Conséquences d’une décapitalisation mondiale

Dans ce contexte, que nous dit ce Fermoscopie 2022 de l’élevage bovin allaitant ? (nous reviendrons sur l’élevage bovin laitier et les grandes cultures dans nos prochaines éditions). Pour Bruno Laurent, de Cerfrance BFC, il se passe, au niveau des prix du secteur « des choses jamais vues depuis 20 ans ». Les prix des animaux sont une conséquence directe d’une décapitalisation massive observée au niveau mondial. Avec un résultat courant par Utaf estimé à 25 500 euros (contre 20 800 euros réalisés en 2021) le travail semble enfin rémunéré. Mais les charges sont elles aussi en hausse. Ainsi, le prix de vente moyen observé en euros par kilo de viande vive (KGVV) se monte pour 2022 à 3,11 euros, mais pour un prix de revient de 3,52 euros. Pour 2023, des inquiétudes se font jour quant au stock de fourrage disponible alors que 2022 aura été une année sèche. Plus que jamais, la quête d’une plus grande autonomie alimentaire est recommandée. « Lorsqu’ils parviennent à réduire leurs coûts, soulignait Bruno Laurent, les systèmes bovins allaitants sont très résilients.
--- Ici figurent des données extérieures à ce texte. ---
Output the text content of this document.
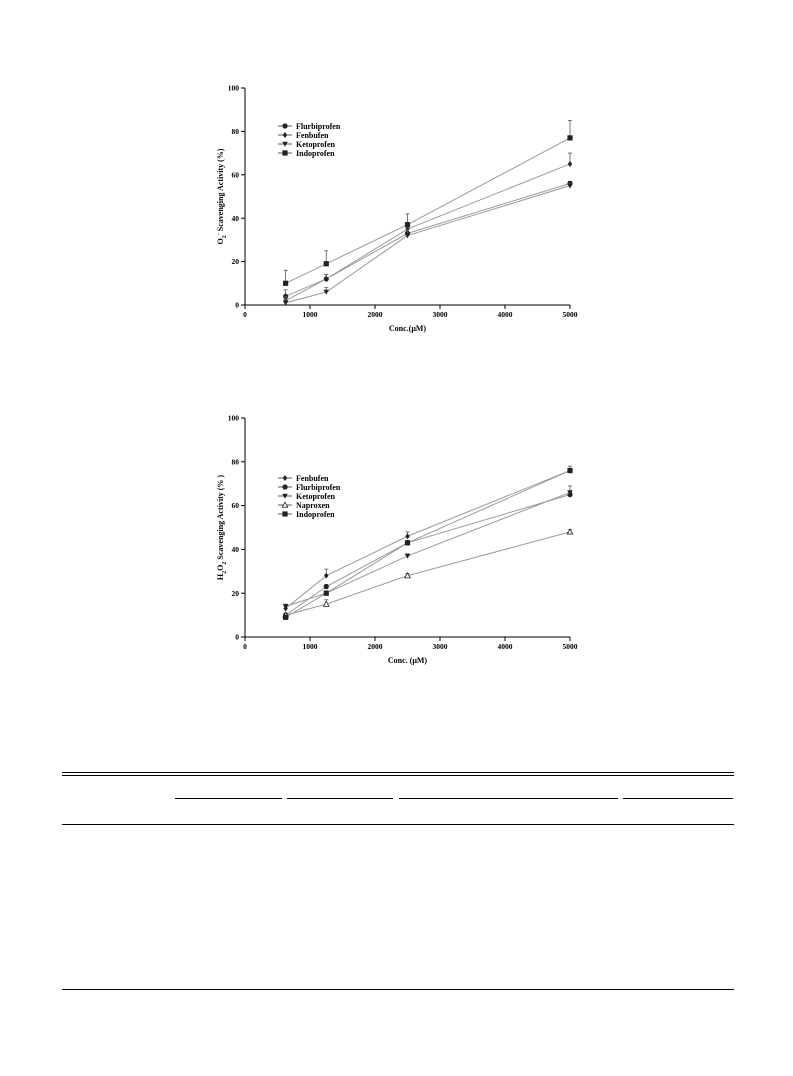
0
20
40
60
80
100
0	1000	2000	3000	4000	5000
Conc.(μM)
$O_2^-$ Scavenging Activity (%)
Flurbiprofen
Fenbufen
Ketoprofen
Indoprofen
0
20
40
60
80
100
0	1000	2000	3000	4000	5000
Conc. (μM)
$H_2O_2$ Scavenging Activity (% )	Fenbufen
Flurbiprofen
Ketoprofen
Naproxen
Indoprofen
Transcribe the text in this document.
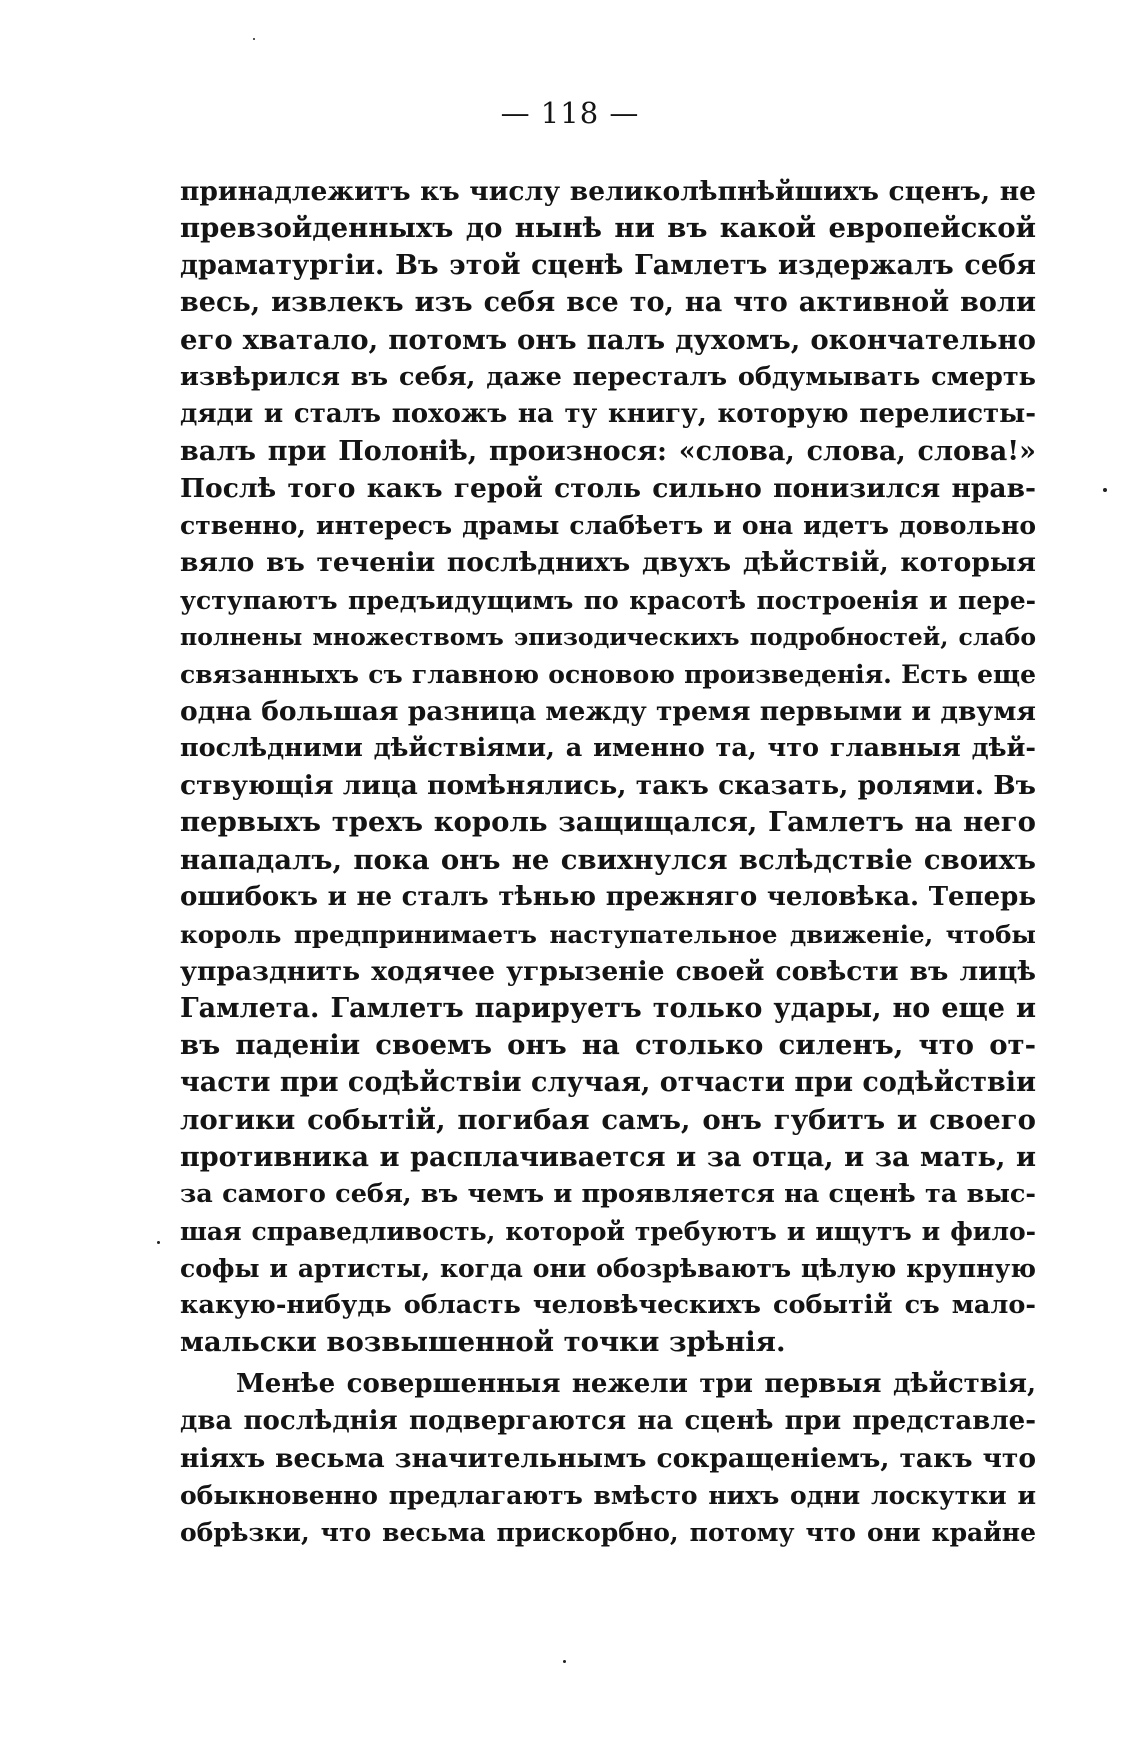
— 118 —
принадлежитъ къ числу великолѣпнѣйшихъ сценъ, не
превзойденныхъ до нынѣ ни въ какой европейской
драматургіи. Въ этой сценѣ Гамлетъ издержалъ себя
весь, извлекъ изъ себя все то, на что активной воли
его хватало, потомъ онъ палъ духомъ, окончательно
извѣрился въ себя, даже пересталъ обдумывать смерть
дяди и сталъ похожъ на ту книгу, которую перелисты-
валъ при Полоніѣ, произнося: «слова, слова, слова!»
Послѣ того какъ герой столь сильно понизился нрав-
ственно, интересъ драмы слабѣетъ и она идетъ довольно
вяло въ теченіи послѣднихъ двухъ дѣйствій, которыя
уступаютъ предъидущимъ по красотѣ построенія и пере-
полнены множествомъ эпизодическихъ подробностей, слабо
связанныхъ съ главною основою произведенія. Есть еще
одна большая разница между тремя первыми и двумя
послѣдними дѣйствіями, а именно та, что главныя дѣй-
ствующія лица помѣнялись, такъ сказать, ролями. Въ
первыхъ трехъ король защищался, Гамлетъ на него
нападалъ, пока онъ не свихнулся вслѣдствіе своихъ
ошибокъ и не сталъ тѣнью прежняго человѣка. Теперь
король предпринимаетъ наступательное движеніе, чтобы
упразднить ходячее угрызеніе своей совѣсти въ лицѣ
Гамлета. Гамлетъ парируетъ только удары, но еще и
въ паденіи своемъ онъ на столько силенъ, что от-
части при содѣйствіи случая, отчасти при содѣйствіи
логики событій, погибая самъ, онъ губитъ и своего
противника и расплачивается и за отца, и за мать, и
за самого себя, въ чемъ и проявляется на сценѣ та выс-
шая справедливость, которой требуютъ и ищутъ и фило-
софы и артисты, когда они обозрѣваютъ цѣлую крупную
какую-нибудь область человѣческихъ событій съ мало-
мальски возвышенной точки зрѣнія.
Менѣе совершенныя нежели три первыя дѣйствія,
два послѣднія подвергаются на сценѣ при представле-
ніяхъ весьма значительнымъ сокращеніемъ, такъ что
обыкновенно предлагаютъ вмѣсто нихъ одни лоскутки и
обрѣзки, что весьма прискорбно, потому что они крайне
Il ne faudra pas hésiter à également réfléchir aux moyens de diversifier les ressources de litières pour les animaux, qui peuvent être source d’économie ». En termes d’optimisation de la valorisation des animaux, en particulier chez les éleveurs naisseurs, faire des vêlages groupés afin d’obtenir des lots homogènes est une piste à privilégier mais dans une période aussi chaotique que celle que nous connaissons aujourd’hui, le mot de la fin sur l’élevage allaitant revenait à Mathilde Schryve : « il est important de regarder ce qui se passe autour de vous, de vous renseigner, de prendre des idées et de les tester… »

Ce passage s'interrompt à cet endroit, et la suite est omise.